VCs can develop via two major pathogenetic pathways ^[22][23][82,83], with 30–60% of vulvar tumours being related to HPV infection and the rest having no association with HPV. Both genetic mutations, such as TP53 mutation, and HPV infection can result in similar molecular effects ^[24][84], namely, inactivation of p53 and escape from apoptosis. Disruption of the TP53 tumour suppressor gene by point mutations plays a crucial role in VC, with the majority of mutations being single-point mutations in the TP53 core DNA-binding domain ^[25][26][85,86]. The p53 protein is essential for cellular responses under stress, such as DNA damage, hypoxia and oncogene activation. During cellular stresses, p53 binds to DNA as a tetramer by sequence matching and results in gene transcriptional regulation.
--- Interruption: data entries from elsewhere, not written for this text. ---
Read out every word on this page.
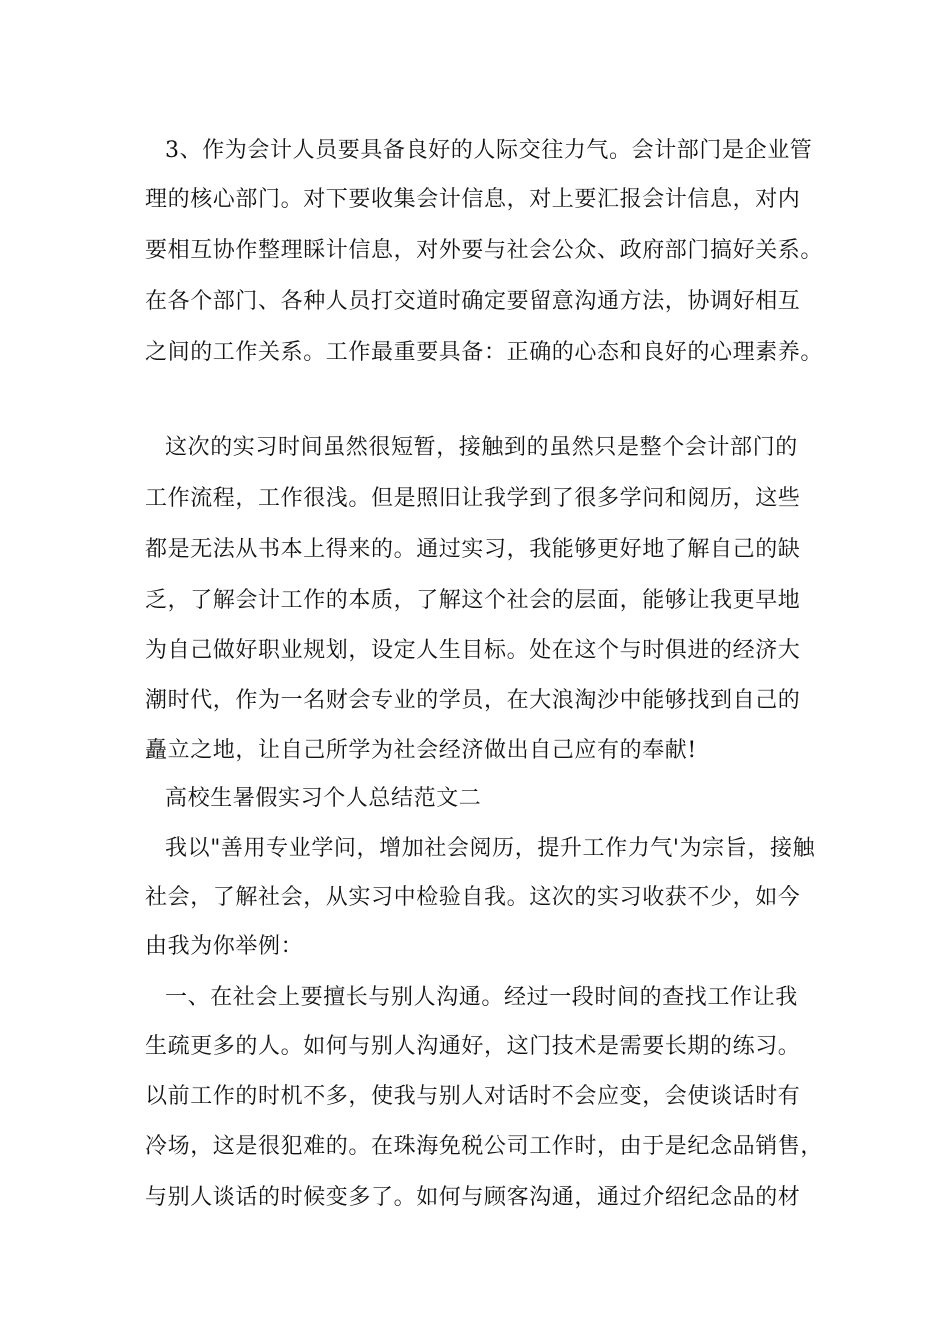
3、作为会计人员要具备良好的人际交往力气。会计部门是企业管
理的核心部门。对下要收集会计信息，对上要汇报会计信息，对内
要相互协作整理睬计信息，对外要与社会公众、政府部门搞好关系。
在各个部门、各种人员打交道时确定要留意沟通方法，协调好相互
之间的工作关系。工作最重要具备：正确的心态和良好的心理素养。
这次的实习时间虽然很短暂，接触到的虽然只是整个会计部门的
工作流程，工作很浅。但是照旧让我学到了很多学问和阅历，这些
都是无法从书本上得来的。通过实习，我能够更好地了解自己的缺
乏，了解会计工作的本质，了解这个社会的层面，能够让我更早地
为自己做好职业规划，设定人生目标。处在这个与时俱进的经济大
潮时代，作为一名财会专业的学员，在大浪淘沙中能够找到自己的
矗立之地，让自己所学为社会经济做出自己应有的奉献!
高校生暑假实习个人总结范文二
我以"善用专业学问，增加社会阅历，提升工作力气'为宗旨，接触
社会，了解社会，从实习中检验自我。这次的实习收获不少，如今
由我为你举例：
一、在社会上要擅长与别人沟通。经过一段时间的查找工作让我
生疏更多的人。如何与别人沟通好，这门技术是需要长期的练习。
以前工作的时机不多，使我与别人对话时不会应变，会使谈话时有
冷场，这是很犯难的。在珠海免税公司工作时，由于是纪念品销售，
与别人谈话的时候变多了。如何与顾客沟通，通过介绍纪念品的材
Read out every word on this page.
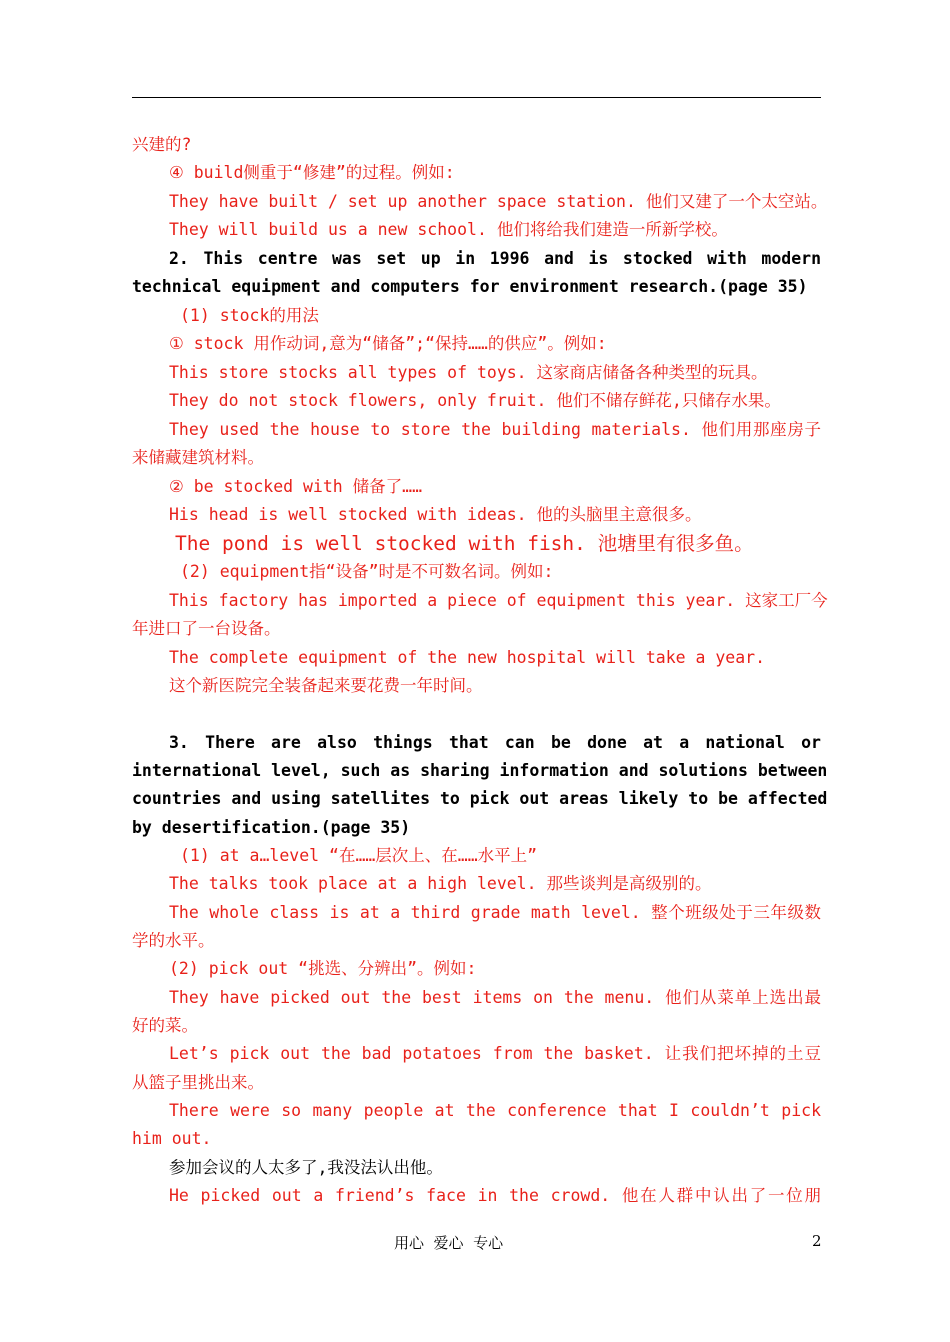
兴建的?
④ build侧重于“修建”的过程。例如:
They have built / set up another space station. 他们又建了一个太空站。
They will build us a new school. 他们将给我们建造一所新学校。
2. This centre was set up in 1996 and is stocked with modern
technical equipment and computers for environment research.(page 35)
(1) stock的用法
① stock 用作动词,意为“储备”;“保持……的供应”。例如:
This store stocks all types of toys. 这家商店储备各种类型的玩具。
They do not stock flowers, only fruit. 他们不储存鲜花,只储存水果。
They used the house to store the building materials. 他们用那座房子
来储藏建筑材料。
② be stocked with 储备了……
His head is well stocked with ideas. 他的头脑里主意很多。
The pond is well stocked with fish. 池塘里有很多鱼。
(2) equipment指“设备”时是不可数名词。例如:
This factory has imported a piece of equipment this year. 这家工厂今
年进口了一台设备。
The complete equipment of the new hospital will take a year.
这个新医院完全装备起来要花费一年时间。
3. There are also things that can be done at a national or
international level, such as sharing information and solutions between
countries and using satellites to pick out areas likely to be affected
by desertification.(page 35)
(1) at a…level “在……层次上、在……水平上”
The talks took place at a high level. 那些谈判是高级别的。
The whole class is at a third grade math level. 整个班级处于三年级数
学的水平。
(2) pick out “挑选、分辨出”。例如:
They have picked out the best items on the menu. 他们从菜单上选出最
好的菜。
Let’s pick out the bad potatoes from the basket. 让我们把坏掉的土豆
从篮子里挑出来。
There were so many people at the conference that I couldn’t pick
him out.
参加会议的人太多了,我没法认出他。
He picked out a friend’s face in the crowd. 他在人群中认出了一位朋
用心  爱心  专心	2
This process leads to key cellular processes, such as DNA repair, cell-cycle arrest, senescence and apoptosis ^[27][87]. Thus, p53 is essential for tumour suppression and can be a potential target for cancer therapy ^[28][88].

Other than TP53 mutation as described in Figure 3, it has been reported that PD-L1 expression in squamous cell carcinoma of the vulva could be observed in 32.9% of patients, and its expression in peritumoural immune cells was confirmed in 91.4% of patients ^[29][89]. PD-L1 expression upregulation as described in Figure 3, has been suggested to be important for other genomic alterations or modifications described in vulval cancer.

Given the extensive knowledge of genomic alterations in EC, CC and VC, it is important that clinicians understand the molecular mechanisms underlying these cancers and use this knowledge to guide approaches to treatment whilst considering approaches to treatment, as well as how these alterations can affect disease progression and treatment efficacy.